Bullying program critical to preventing violence
Appeal Staff Writer
Carson Middle School students lingering at their lockers and eating lunch Wednesday had difficulty expressing their feelings about Tuesday’s shooting at Pine Middle School in Reno.
“It’s not something you want to talk about because it’s really sad,” said Leslie Flegler, 13, explaining that just a few words passed between her and her friends about the incident. “It’s just not something you want to talk about.”
Two students were injured in the morning shooting at the southeast Reno middle school on Neil Road. The shooter, a 14-year-old male, opened fire outside the school’s cafeteria. One student went to the hospital. Another was injured by shrapnel.
Leslie said if something similar occurred at her school she would duck under her desk like in an earthquake.

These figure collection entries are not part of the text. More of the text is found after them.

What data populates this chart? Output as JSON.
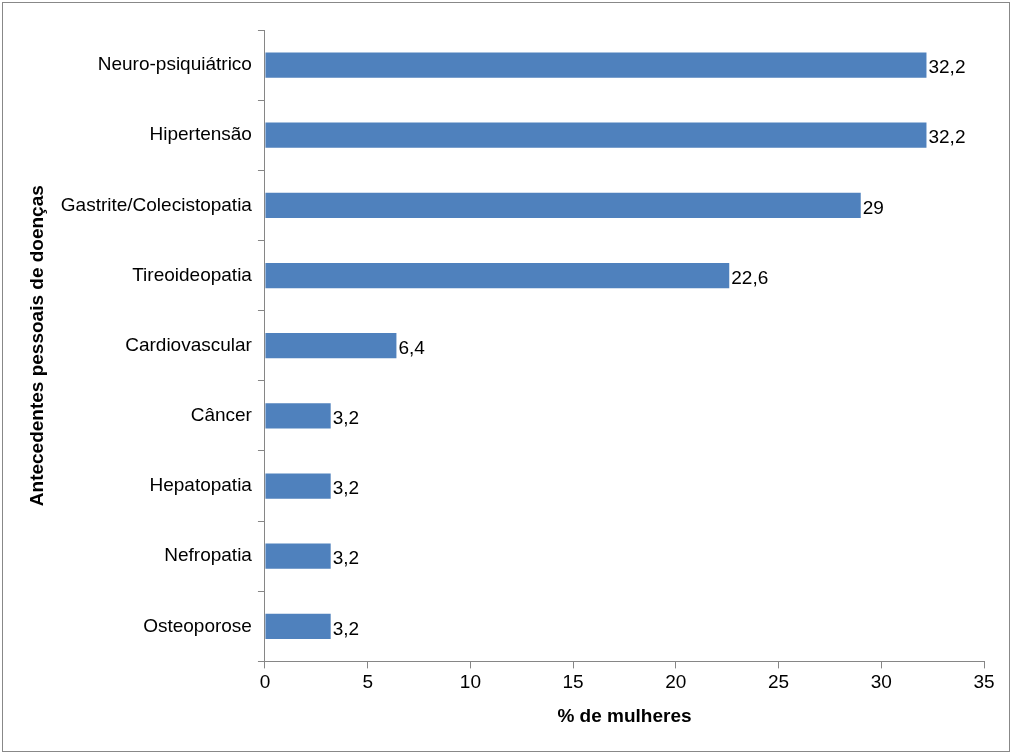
{
  "chart_data": {
    "type": "bar",
    "orientation": "horizontal",
    "xlabel": "% de mulheres",
    "ylabel": "Antecedentes pessoais de doenças",
    "categories": [
      "Neuro-psiquiátrico",
      "Hipertensão",
      "Gastrite/Colecistopatia",
      "Tireoideopatia",
      "Cardiovascular",
      "Câncer",
      "Hepatopatia",
      "Nefropatia",
      "Osteoporose"
    ],
    "values": [
      32.2,
      32.2,
      29,
      22.6,
      6.4,
      3.2,
      3.2,
      3.2,
      3.2
    ],
    "value_labels": [
      "32,2",
      "32,2",
      "29",
      "22,6",
      "6,4",
      "3,2",
      "3,2",
      "3,2",
      "3,2"
    ],
    "color": "#4f81bd",
    "xlim": [
      0,
      35
    ],
    "xticks": [
      0,
      5,
      10,
      15,
      20,
      25,
      30,
      35
    ],
    "grid": false,
    "legend": false
  }
}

“You can’t stop a bullet,” she said.
But while schools can’t stop bullets, Carson Middle School has been proactive in stopping bullies, according to Principal Sam Santillo, who thinks the program is critical to preventing violence.
“We try to identify students we feel are having a difficult time at school,” he said.
The program, which has been in place for three years, puts staff in constant contact with students who might feel the need to act out.
“Even that is not the answer,” he said.
But as a result of the school shooting, he is considering changing the school’s code-red procedure. It is the same procedure that Pine Middle School used Tuesday and involves teachers locking their classroom doors and blocking out the window of the door into their classrooms.
The lock-down has only been practiced with staff at Carson Middle because research shows, Santillo said, it’s best to keep students from knowing the plan so that it cannot be jeopardized.
He’s now thinking he may use an early-out day to practice a code-red drill with students in the morning and assess the procedure with staff in the afternoon.
“I’m seriously considering changing it,” he said.
In his 15 years at Carson Middle School, he has taken away small knives ” but never a “true weapon.” If guns became a problem, student searches could be an answer ” just not an easy one.
“Schools are supposed to be inviting places,” he said. “(With searching), are we making a place that’s inviting, or are we making a place that’s institutionalized?”
Blake Re, 13, has seen students searched at school, just not for guns, but for suspicion of drugs or stolen items.
“I don’t want (a shooting) to happen anywhere,” he said Wednesday afternoon standing outside school with his grandmother. “I’ve never seen anything or heard of anything like (this) happening that is this close.”
Carole Re, his grandmother, supports searches and says when people have nothing to hide ” if they’re “on the up and up” ” then searches usually aren’t seen as an invasion of privacy.
“(A shooting) could happen anywhere,” she said. “You hope that it wouldn’t. You would like to think society isn’t at this level. You just don’t know. But precautions need to be taken.”
Santillo said the bullying program at the school encourages students to take “ownership.” Some of the best tips about potential problems at Carson Middle School come from students.
“This hit home for all of us,” he said.